She Rises

Kate Worsley

Published by Bloomsbury 14 March 2013

432pp, hardback, £12.99

Reviewed by Elsbeth Lindner

What’s in a title? Quite an amount in the case of Kate Worsley’s debut, a historical novel pungent with odours of land and sea, set partly in Harwich, partly on an unsavoury ship of the English navy in the mid-eighteenth century. The shanty What Shall We Do With the Drunken Sailor? hums quietly in the background, with its refrain of ‘Up she rises’, and there’s a goodly amount of singing in the alternate chapters devoted to young Luke Fletcher’s perilous experiences at sea, having been ‘pressed’ into service on the Essex, sailing south, along with a motley crew of farmers, drinkers and other stragglers beaten and dragged aboard. ‘She Rises’ also has a lewd connotation amongst the seafarers, a jostling, rowdy, terrifying and terrified crew whose disciplinary whippings at the hands of the marines on board are no more violent than the threats and aggression below decks.

Young Luke is far from equipped for this life of bravado and challenge yet when forced to face his ultimate terror – climbing the ropes and working high aloft on the sails – he discovers something wildly unexpected: an adrenaline rush, a freedom and exhilaration that alter his life.

However it’s to Luke’s sister Louise that Worsley’s title most truly refers. A dairymaid in the Essex countryside, blessed with sensitivity and attention to detail, Louise is snatched away from the raw drudgery suffered by her mother, to work in Harwich in the rather more comfortable home of Captain Handley. There she is to be lady’s maid to second daughter Rebecca, about to make a good marriage to Henry Wilmington, a gentleman And so Louise rises socially, to a post for which she is ill-equipped but where her willing nature and adaptability introduce her to something utterly new: sexual passion.
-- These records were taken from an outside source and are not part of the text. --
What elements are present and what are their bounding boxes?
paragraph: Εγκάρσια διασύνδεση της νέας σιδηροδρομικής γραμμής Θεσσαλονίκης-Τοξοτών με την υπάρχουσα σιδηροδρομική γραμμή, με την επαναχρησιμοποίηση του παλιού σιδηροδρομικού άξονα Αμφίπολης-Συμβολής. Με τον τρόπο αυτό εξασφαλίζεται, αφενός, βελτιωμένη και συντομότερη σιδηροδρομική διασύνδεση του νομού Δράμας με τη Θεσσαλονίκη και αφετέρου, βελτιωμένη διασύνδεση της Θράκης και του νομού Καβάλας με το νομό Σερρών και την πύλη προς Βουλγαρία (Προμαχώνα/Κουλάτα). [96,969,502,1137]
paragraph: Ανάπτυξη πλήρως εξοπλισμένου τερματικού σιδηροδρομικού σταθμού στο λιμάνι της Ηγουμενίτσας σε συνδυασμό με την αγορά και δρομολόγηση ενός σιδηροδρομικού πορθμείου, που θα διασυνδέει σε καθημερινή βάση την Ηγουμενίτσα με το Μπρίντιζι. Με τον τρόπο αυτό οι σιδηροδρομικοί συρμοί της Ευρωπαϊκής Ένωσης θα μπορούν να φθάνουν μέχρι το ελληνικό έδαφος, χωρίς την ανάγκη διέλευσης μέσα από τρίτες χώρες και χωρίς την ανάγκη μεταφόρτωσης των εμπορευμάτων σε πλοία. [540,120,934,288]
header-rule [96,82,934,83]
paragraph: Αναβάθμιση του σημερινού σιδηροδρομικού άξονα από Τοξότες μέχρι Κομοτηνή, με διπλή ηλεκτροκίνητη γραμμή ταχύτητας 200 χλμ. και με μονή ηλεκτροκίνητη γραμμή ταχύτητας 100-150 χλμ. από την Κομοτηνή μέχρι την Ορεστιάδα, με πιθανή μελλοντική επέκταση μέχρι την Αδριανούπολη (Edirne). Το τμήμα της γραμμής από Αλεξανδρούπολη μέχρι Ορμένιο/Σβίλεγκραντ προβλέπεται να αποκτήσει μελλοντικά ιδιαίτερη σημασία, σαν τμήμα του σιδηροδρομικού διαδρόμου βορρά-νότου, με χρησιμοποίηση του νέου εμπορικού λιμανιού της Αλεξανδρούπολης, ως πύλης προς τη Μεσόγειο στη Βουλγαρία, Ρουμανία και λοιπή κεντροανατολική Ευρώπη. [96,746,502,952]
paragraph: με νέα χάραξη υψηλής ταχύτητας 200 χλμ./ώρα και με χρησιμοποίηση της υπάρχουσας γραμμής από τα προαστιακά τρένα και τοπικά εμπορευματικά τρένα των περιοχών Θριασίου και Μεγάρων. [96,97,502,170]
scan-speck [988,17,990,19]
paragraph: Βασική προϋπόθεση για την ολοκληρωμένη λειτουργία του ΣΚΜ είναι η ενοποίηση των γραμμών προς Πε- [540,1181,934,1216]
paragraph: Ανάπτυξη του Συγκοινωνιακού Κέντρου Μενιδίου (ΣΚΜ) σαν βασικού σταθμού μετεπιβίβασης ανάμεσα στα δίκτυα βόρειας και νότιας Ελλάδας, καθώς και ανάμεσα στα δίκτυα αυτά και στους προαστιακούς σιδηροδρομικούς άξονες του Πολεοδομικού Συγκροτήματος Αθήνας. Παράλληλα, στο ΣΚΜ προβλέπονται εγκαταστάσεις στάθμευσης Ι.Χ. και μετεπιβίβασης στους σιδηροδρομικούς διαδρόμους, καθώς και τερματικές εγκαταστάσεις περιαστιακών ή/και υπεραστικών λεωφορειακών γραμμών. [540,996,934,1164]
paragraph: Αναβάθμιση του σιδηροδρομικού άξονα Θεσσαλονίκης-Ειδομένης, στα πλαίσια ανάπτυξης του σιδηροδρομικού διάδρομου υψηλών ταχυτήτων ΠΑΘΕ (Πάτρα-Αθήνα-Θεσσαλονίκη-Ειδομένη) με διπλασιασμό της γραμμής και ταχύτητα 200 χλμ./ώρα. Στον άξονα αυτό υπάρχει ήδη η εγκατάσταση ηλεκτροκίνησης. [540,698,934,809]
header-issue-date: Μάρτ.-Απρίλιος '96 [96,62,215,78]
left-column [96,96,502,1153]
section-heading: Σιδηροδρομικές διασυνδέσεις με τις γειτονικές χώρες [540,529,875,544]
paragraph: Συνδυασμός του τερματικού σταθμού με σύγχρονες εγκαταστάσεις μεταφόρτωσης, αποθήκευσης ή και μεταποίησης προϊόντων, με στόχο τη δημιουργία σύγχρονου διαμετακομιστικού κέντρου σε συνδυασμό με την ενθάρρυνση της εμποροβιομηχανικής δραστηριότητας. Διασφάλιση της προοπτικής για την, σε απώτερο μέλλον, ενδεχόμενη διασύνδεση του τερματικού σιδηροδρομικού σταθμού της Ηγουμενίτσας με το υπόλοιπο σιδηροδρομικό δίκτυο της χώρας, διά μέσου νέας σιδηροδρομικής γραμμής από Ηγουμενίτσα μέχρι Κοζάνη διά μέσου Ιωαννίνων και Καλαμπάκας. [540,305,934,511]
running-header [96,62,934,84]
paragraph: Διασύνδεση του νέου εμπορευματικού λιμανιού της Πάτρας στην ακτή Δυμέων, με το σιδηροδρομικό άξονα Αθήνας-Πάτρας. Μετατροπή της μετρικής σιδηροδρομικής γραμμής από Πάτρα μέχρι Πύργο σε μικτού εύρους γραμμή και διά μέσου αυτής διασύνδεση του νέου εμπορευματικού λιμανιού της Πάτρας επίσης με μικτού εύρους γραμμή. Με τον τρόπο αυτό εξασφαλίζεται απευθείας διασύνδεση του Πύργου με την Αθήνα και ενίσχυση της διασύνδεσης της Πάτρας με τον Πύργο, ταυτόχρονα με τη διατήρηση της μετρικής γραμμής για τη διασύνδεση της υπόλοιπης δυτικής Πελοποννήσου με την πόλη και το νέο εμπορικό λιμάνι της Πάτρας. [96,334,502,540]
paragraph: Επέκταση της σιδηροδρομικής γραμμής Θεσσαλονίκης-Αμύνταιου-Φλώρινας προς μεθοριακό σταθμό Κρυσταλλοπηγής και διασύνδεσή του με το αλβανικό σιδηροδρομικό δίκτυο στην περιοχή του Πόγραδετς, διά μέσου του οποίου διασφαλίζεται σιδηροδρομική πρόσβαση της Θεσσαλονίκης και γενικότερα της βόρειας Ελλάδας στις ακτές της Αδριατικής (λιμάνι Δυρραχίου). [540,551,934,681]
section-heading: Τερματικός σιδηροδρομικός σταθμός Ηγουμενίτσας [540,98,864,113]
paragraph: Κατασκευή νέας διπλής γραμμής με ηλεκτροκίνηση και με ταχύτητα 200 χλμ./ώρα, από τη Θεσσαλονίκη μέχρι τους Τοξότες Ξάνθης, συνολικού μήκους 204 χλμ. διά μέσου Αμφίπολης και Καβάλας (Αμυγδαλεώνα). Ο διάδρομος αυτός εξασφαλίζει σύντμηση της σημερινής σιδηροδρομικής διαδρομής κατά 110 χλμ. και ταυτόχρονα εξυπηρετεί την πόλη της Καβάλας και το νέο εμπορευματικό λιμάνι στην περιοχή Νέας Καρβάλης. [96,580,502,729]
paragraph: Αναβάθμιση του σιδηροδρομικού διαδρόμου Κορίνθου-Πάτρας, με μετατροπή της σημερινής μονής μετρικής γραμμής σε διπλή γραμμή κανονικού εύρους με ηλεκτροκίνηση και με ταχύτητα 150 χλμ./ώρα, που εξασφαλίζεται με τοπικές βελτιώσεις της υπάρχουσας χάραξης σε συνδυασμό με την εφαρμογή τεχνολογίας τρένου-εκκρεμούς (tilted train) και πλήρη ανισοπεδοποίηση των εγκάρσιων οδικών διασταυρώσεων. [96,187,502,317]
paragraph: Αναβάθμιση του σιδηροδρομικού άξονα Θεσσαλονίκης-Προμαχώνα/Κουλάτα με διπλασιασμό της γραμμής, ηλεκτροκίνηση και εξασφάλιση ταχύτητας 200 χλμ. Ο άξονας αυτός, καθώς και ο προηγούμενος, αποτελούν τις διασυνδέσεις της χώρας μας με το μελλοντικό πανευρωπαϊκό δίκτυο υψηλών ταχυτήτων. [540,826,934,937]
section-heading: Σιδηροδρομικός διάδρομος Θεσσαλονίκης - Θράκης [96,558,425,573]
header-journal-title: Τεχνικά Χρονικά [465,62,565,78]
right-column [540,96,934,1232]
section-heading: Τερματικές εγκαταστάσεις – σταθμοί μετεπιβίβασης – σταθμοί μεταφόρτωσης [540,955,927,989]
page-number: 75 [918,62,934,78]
She Rises is a seductive tale of seductions. Luke’s passion for the sea and Louise’s for Rebecca will eventually fuse in a plot twist brought about with admirable confidence for a first novel. Moreover, Worsley revels – occasionally too heartily – in the period language and atmosphere of the era, creating memorable vignettes of rural poverty, small town society and tribal life aboard ship. The options for women, and the wild possibility of flouting them, lie at the heart of this enjoyably full-throated tale which ends not so much with a happy ending as with wistfulness, the taste of salt and the sound of the tide.